As soon as the question is asked the tears start to flow because it’s still so raw.
For Paula Radcliffe, the death of her father Peter at the start of lockdown last year and her 13-year-old daughter Isla being diagnosed with a rare cancer shortly afterwards has made the past 12 months the toughest of her life.
She said: “It was really hard preceded by losing my dad in April 2020, not through COVID at all but that complicated matters.
“He actually had congested heart failure but was treated as a COVID patient and it took them a long time to understand that that wasn’t it.
“So when he seemingly recovered and his lungs were fine, they took him off the ventilator and his heart couldn’t cope.”
She added: “My dad would have been that pillar of support helping me through everything with Isla. I try and see the positives, he didn’t suffer too much, we were able to support my mum and every bit of advice I need from my dad is here anyway. He taught me that.
“By teaching me to stand on my own two feet and make the right decisions it means when I need that help from my dad, which we all need, it’s there. When I think deeply enough I know what he would be advising.
“We raised a little glass in celebration of Isla’s all clear and some of that was for my dad because I know he’s still there fighting for us.”
While Isla’s diagnosis rocked the family (her husband Gary Lough often works away from home coaching Mo Farah) Paula, who is Great Britain’s greatest ever marathon runner, says she could draw on her mental toughness to get her through the cancer process.
“To be honest my background in sport helped me – my dad always taught me ‘have a plan stick to it’, so here we had a plan and we stuck to it, all the family found it easier to do that,” Radcliffe said.
“When I found it difficult was when the goalposts moved.
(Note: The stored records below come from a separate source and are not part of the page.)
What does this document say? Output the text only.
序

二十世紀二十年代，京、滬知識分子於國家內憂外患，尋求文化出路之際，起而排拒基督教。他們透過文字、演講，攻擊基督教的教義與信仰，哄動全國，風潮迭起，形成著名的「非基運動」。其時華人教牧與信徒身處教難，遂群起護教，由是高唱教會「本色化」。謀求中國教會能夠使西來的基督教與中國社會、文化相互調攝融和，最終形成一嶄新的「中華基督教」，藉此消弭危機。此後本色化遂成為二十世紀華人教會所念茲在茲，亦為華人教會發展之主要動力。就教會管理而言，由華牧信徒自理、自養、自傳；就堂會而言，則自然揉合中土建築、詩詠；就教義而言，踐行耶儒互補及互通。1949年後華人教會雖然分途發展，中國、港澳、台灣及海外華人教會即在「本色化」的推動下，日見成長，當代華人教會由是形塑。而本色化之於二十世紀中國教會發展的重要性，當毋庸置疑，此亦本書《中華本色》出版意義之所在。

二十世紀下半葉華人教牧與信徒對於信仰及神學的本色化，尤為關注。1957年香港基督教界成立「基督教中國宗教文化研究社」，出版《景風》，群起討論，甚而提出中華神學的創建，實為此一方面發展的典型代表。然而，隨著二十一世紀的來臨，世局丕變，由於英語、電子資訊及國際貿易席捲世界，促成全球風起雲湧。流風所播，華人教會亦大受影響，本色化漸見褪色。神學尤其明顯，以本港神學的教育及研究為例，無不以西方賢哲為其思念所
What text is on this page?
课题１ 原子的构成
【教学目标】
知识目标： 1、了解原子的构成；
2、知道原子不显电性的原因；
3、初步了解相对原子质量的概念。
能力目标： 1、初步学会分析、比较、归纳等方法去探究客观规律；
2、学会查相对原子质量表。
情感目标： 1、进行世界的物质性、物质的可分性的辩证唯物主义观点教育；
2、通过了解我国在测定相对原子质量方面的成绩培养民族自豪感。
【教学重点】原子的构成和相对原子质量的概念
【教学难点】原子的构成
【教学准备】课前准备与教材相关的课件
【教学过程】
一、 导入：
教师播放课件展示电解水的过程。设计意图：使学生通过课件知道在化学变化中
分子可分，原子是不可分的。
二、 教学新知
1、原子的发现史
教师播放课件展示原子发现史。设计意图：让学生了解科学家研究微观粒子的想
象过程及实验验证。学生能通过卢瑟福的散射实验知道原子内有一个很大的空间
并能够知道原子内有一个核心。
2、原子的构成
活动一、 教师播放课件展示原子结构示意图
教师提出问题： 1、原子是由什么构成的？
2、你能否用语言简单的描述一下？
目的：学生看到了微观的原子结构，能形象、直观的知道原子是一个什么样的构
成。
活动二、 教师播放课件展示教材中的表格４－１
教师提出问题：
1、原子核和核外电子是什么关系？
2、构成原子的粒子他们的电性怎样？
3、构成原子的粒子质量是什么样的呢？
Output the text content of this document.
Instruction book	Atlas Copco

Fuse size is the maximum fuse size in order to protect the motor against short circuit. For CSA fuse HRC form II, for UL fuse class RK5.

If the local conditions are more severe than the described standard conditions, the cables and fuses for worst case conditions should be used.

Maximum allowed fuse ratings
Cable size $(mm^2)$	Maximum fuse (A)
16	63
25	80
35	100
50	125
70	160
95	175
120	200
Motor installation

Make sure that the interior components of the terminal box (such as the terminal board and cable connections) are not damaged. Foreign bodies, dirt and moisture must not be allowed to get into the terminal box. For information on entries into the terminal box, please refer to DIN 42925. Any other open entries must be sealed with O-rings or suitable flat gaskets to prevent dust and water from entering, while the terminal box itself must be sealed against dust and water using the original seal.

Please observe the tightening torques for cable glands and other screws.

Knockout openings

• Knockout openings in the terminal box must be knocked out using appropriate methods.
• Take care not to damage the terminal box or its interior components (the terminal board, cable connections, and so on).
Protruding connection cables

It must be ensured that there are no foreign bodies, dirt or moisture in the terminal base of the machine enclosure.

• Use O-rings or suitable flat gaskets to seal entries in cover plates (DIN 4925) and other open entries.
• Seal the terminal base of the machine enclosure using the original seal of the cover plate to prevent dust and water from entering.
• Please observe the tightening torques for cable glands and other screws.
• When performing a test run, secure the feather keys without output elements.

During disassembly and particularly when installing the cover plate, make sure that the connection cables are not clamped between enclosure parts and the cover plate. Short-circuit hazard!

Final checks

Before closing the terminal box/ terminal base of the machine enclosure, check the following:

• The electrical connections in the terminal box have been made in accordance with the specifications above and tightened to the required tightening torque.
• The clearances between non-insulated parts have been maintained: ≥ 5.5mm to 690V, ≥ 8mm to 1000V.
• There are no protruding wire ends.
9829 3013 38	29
So when her white blood cell count would not be high enough to start the next round (chemotherapy) it was just a waiting game, so those times are hard.
“Isla was very strong at keeping things in perspective saying ‘mummy there are a lot of kids here having a much worse time of it than I am. I really need to just get on with it’. But yes it does put things in perspective.”
With her daughter recently being given the all-clear and going back to school, Paula is now allowing herself to look forward to working on the Olympics as a commentator, although this is a nervy time for the athletes themselves.
“It’s a really tense time in any Olympic year, that fine line between piling everything into training and getting into the best shape possible and overcooking it a little bit, trying too hard.”
She predicts a different set of winners than the ones we might have seen last year.
“I remember saying to athletes this time last year when we were all in that hopeful stage where we thought this would last a couple of months and the world would get back to normal, the people who handled the uncertainly and were able to take each day at a time do what they could and not stress about what they couldn’t do would be the people who are going to succeed in Tokyo,” she said.
But she predicts a successful games for Team GB with many options for medals.
“That strength we had last year with Dina (Asher-Smith) and Kat (Katerina Johnson-Thompson), she, unfortunately, had an injury but she is coming back from that and I think even if she is even close to 100% fit then she is a medal contender.
“I don’t have any doubt they have the capability to step up. Laura Muir too and Gemma Reekie – this has given her another year to build on the potential she showed indoors and backing her up is Keely Hodgkinson, who came through and you’d never expected her to have an Olympic place had Tokyo gone ahead this time last year.
“This, for her, is an Olympic opportunity without too much pressure because she is the baby of the team. Athletes like that might come through and seize the opportunity and come away with a medal.”
While Paula won the London Marathon three times, the New York Marathon three times and held the women’s world marathon record for 16 years, the Olympics were never a happy hunting ground for her.
In four Olympic games, the closest she came to a medal was fifth and even with the now infamous “food processing” problems of 2004 she wouldn’t want to go back in time and try again.
She said: “I try not to do that – it’s one of my rules ‘no regrets’. Look back and learn from things that have gone wrong but don’t keep dwelling and don’t keep that bitterness and sadness boxed up and carry it around with me.
“If I look back at Atlanta I did my finals that year and I finished fifth and I came off the track and didn’t think I’d run well but I didn’t think it was a failure.”
When the 2020 Olympics get underway a year late in 90 days time, it will be thanks to an even bigger organisational effort than usual due to the pandemic, but still one thing that can be predicted is that there will be cheats, who will have prospered because of COVID.
“I would love for there one day to be a completely drug-free completely cheating free Olympics,” Radcliffe said.
“I think we’re getting there but sadly I don’t think we’re there just yet. I think there will be people cheating in Tokyo and there will be people getting away with it because of the pandemic. The drug testing authorities haven’t been able to do their job as well as they normally would.
“Sadly it won’t be drug-free but I think we are a step closer to the Utopia drug-free sport we’re looking for.”